Abstract

The occurrence of different bilirubin compounds in the CSF has been investigated spectrophotometrically. From a pool of about 500 spectrophotometric CSF records 68 cases were selected in which the bilirubin peak maxima of the CSF could be accurately determined. The spectrophotometric patterns were related to the diagnosis. The haemorrhagic and non-haemorrhagic parts of the CSF-bilirubin were estimated according to an equation described earlier. The investigation indicates the existence of two main forms of CSF bilirubin: “short wavelength” bilirubin compounds (“SB” compounds) with the spectrophotometric peak maxima in the range 425–430 nm, and “long wavelength” bilirubin compounds (“LB” compounds) in the range 450–460 nm.
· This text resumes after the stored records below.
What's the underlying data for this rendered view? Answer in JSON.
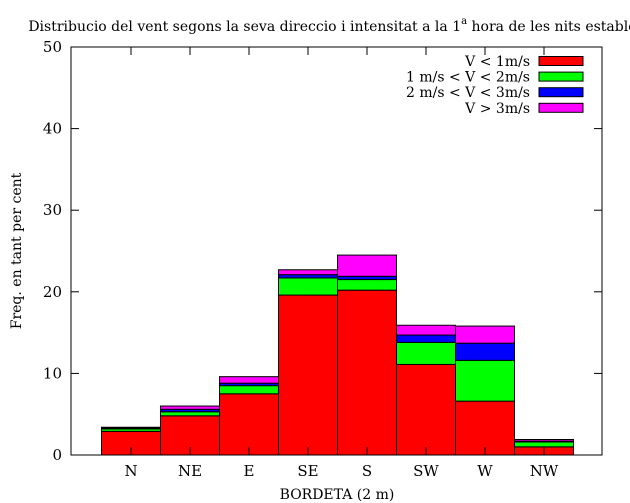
{
  "chart_data": {
    "type": "bar",
    "stacked": true,
    "title": "Distribucio del vent segons la seva direccio i intensitat a la 1",
    "title_superscript": "a",
    "title_suffix": " hora de les nits estables",
    "xlabel": "BORDETA (2 m)",
    "ylabel": "Freq. en tant per cent",
    "ylim": [
      0,
      50
    ],
    "yticks": [
      0,
      10,
      20,
      30,
      40,
      50
    ],
    "grid": false,
    "legend_position": "top-right",
    "categories": [
      "N",
      "NE",
      "E",
      "SE",
      "S",
      "SW",
      "W",
      "NW"
    ],
    "series": [
      {
        "name": "V < 1m/s",
        "color": "#ff0000",
        "values": [
          2.9,
          4.8,
          7.5,
          19.6,
          20.2,
          11.1,
          6.6,
          1.0
        ]
      },
      {
        "name": "1 m/s < V < 2m/s",
        "color": "#00ff00",
        "values": [
          0.3,
          0.5,
          1.0,
          2.1,
          1.3,
          2.7,
          5.0,
          0.6
        ]
      },
      {
        "name": "2 m/s < V < 3m/s",
        "color": "#0000ff",
        "values": [
          0.1,
          0.3,
          0.3,
          0.4,
          0.4,
          0.9,
          2.1,
          0.1
        ]
      },
      {
        "name": "V > 3m/s",
        "color": "#ff00ff",
        "values": [
          0.1,
          0.4,
          0.8,
          0.6,
          2.6,
          1.2,
          2.1,
          0.2
        ]
      }
    ]
  }
}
According to the findings in some CSF samples which were re-examined, the SB-compounds seem to be sensitive to storage. It is suggested, in accordance with recent investigations on serum bilirubin, that the SB-compounds may be largely bound as glucuronide conjugates, while the LB-compounds are probably “free” bilirubin, more directly attached to CSF albumin. In normal CSF concentrated by ultrafiltration, both SB and LB-compounds are probably present. In 1 of 6 CSF-concentrates examined a peak maximum at 425 nm was found, which may indicate that SB-compounds constitute an important part of normal CSF-bilirubin. SB-compounds were found to constitute the greater part of the CSF bilirubin in adult subjects with: (1) CSF-bilirubin estimated to be of non-haemorrhagic origin and due to presumed blood-CSF “barrier damage” ( e.g. multiple sclerosis, chronic myelopathy, polyradiculitis) and/or obstructive jaundice, (2) CSF-bilirubin estimated to be of mostly haemorrhagic origin due to “old” subarachnoid haemorrhage occurring 3–4 weeks previously. LB-compounds were found as CSF-bilirubin of haemorrhagic origin in recent CNS-haemorrhages and as non-haemorrhagic CSF-bilirubin in neonatal hyperbilirubinaemia. The divergence between the mean values for peak maxima for recent haemorrhages in adults, 450.5 ± 2.3 (SD), and newborns, 451 ± 2 (SD), is not statistically significant. However, the peak maximum value in neonatal jaundice, 457.0 ± 4.7 (SD), may indicate some difference between the neonatal CSF bilirubin and that induced by haemorrhage.